University of Chicago researchers calculated a misery index based on the number of serious life problems experienced by the people surveyed over the past year. Problems included death of a loved one, divorce, illness, loss or damage of home, and loss of a job.
According to the study, we’re a lot more miserable now than we were last year.
This seems to go hand-in-hand with a New York Times oped piece about happiness, which points out that the more we pursue happiness, the more it seems to elude us.
Much of modern-day Christianity falls into this happiness trap. It falsely promises people a care-free life, “your best life now.” As if God’s primary concern was making me feel good about myself and my life. As if suffering in the Christian life meant you were somehow less spiritual than your more prosperous and happy neighbors. Wouldn’t that come as a big surprise to the saints and martyrs of the past?
If you were looking at the circumstances of my life in the past year from the outside, you’d probably conclude that I am pretty miserable. We lost my daughter’s boyfriend — a young man we dearly loved — to a tragic and senseless accident. I lost my kidney function, have been in and out of the hospital and have to depend on a machine to stay healthy.
Yeah, it’s been a tough year. Boo hoo for me. But am I more miserable than last year at this time? Shouldn't I be walking around in a cloud of depression? I’m not. Why is that?

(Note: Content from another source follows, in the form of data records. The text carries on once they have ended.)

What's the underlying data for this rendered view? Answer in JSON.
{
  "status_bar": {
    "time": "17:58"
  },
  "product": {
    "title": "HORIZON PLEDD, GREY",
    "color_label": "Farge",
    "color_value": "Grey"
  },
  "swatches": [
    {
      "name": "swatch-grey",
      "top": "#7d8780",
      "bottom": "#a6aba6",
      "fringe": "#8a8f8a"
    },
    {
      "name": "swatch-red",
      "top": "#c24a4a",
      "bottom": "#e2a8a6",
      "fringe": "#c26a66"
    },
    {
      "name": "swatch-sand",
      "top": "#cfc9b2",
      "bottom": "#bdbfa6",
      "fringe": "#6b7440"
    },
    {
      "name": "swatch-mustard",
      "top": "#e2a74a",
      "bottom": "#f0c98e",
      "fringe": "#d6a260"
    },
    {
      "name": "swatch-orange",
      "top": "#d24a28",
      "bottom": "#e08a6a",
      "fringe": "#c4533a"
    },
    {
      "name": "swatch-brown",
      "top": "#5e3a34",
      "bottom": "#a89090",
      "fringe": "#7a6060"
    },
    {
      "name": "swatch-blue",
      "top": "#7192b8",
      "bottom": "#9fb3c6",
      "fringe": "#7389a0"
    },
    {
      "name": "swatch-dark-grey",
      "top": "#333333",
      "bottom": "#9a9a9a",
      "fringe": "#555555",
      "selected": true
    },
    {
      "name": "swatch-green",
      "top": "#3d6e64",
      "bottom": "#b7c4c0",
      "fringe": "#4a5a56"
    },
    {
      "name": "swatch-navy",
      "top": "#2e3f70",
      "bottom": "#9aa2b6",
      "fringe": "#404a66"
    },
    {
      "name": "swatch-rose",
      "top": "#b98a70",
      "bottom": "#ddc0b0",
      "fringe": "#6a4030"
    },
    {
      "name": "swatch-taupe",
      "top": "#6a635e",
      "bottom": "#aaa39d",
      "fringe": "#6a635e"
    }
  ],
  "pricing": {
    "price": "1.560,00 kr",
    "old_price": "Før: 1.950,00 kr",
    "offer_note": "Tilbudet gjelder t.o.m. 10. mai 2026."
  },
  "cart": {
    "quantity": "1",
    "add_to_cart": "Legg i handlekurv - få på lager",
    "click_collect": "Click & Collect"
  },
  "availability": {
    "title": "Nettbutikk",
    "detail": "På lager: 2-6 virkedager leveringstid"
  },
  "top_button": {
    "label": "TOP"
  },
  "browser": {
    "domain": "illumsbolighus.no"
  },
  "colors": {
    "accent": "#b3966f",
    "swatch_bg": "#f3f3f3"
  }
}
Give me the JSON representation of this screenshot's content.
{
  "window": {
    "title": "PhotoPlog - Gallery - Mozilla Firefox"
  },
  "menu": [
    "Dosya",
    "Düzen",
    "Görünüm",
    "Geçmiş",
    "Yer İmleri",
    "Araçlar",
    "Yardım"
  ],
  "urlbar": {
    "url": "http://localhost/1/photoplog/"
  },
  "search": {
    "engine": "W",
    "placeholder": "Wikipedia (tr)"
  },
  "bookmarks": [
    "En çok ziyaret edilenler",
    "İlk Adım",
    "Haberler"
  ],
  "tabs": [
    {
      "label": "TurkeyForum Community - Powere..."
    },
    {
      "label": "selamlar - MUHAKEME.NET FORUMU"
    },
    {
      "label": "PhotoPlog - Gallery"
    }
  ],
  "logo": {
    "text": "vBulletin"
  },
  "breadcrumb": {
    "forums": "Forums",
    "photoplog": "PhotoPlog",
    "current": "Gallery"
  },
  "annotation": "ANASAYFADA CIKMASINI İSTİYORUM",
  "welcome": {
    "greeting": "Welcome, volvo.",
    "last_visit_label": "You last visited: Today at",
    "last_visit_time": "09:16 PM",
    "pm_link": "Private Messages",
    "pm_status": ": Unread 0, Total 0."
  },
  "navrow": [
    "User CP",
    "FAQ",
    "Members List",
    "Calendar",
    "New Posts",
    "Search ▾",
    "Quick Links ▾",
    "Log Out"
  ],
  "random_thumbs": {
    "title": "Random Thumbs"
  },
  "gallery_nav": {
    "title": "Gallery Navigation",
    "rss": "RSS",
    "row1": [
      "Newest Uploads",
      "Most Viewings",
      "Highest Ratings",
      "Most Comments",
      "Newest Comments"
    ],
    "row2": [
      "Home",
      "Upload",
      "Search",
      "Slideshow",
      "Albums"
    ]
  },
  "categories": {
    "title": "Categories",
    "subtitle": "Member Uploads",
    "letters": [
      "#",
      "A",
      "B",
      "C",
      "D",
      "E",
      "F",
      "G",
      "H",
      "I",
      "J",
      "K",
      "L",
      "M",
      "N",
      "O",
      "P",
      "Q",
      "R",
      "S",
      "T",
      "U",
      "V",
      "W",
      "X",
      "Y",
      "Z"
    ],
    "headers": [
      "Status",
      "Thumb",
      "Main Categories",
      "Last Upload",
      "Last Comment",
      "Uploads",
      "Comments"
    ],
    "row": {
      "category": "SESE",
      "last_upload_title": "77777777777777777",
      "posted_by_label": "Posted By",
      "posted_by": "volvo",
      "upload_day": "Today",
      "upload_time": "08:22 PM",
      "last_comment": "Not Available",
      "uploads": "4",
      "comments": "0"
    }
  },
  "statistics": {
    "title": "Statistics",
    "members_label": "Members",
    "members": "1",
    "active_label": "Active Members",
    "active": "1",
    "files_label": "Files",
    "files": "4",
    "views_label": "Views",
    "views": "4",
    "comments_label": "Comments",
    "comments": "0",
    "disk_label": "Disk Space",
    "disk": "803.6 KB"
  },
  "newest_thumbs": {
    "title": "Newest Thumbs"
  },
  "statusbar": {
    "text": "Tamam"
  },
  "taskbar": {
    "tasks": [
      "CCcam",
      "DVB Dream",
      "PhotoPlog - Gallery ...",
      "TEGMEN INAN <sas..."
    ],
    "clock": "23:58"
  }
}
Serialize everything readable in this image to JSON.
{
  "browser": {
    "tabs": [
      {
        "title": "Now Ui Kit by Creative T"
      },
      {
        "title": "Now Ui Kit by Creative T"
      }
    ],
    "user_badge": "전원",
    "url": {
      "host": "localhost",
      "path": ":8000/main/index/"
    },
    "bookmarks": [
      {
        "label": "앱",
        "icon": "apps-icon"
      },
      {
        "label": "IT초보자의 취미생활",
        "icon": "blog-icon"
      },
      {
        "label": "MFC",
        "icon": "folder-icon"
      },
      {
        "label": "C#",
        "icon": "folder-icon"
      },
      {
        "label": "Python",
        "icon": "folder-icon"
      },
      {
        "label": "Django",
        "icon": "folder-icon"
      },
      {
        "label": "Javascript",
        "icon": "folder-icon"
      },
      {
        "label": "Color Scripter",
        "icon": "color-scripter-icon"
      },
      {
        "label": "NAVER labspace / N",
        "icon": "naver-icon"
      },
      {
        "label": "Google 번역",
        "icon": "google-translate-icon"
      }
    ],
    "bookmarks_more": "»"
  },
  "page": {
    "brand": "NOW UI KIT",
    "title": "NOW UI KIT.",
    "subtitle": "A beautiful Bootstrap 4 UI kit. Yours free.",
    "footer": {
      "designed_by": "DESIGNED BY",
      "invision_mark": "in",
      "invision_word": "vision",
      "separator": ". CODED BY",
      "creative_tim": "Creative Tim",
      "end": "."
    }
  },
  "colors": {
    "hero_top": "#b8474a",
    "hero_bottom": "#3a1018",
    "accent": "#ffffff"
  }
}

As Christians we know our earthly circumstances are just part of the story. These terrible things don’t mean that God loves me less, or forgot about me or is punishing me. Trials and suffering give us the opportunity to trust God, to see His hand at work in our lives to heal, comfort and console — even when the circumstances don’t change or get better. My Savior suffered; do I expect an easier time of it? These trials give us the chance to show the world something different is at work in our lives — something that provides an oasis from the desert of answers the modern world offers.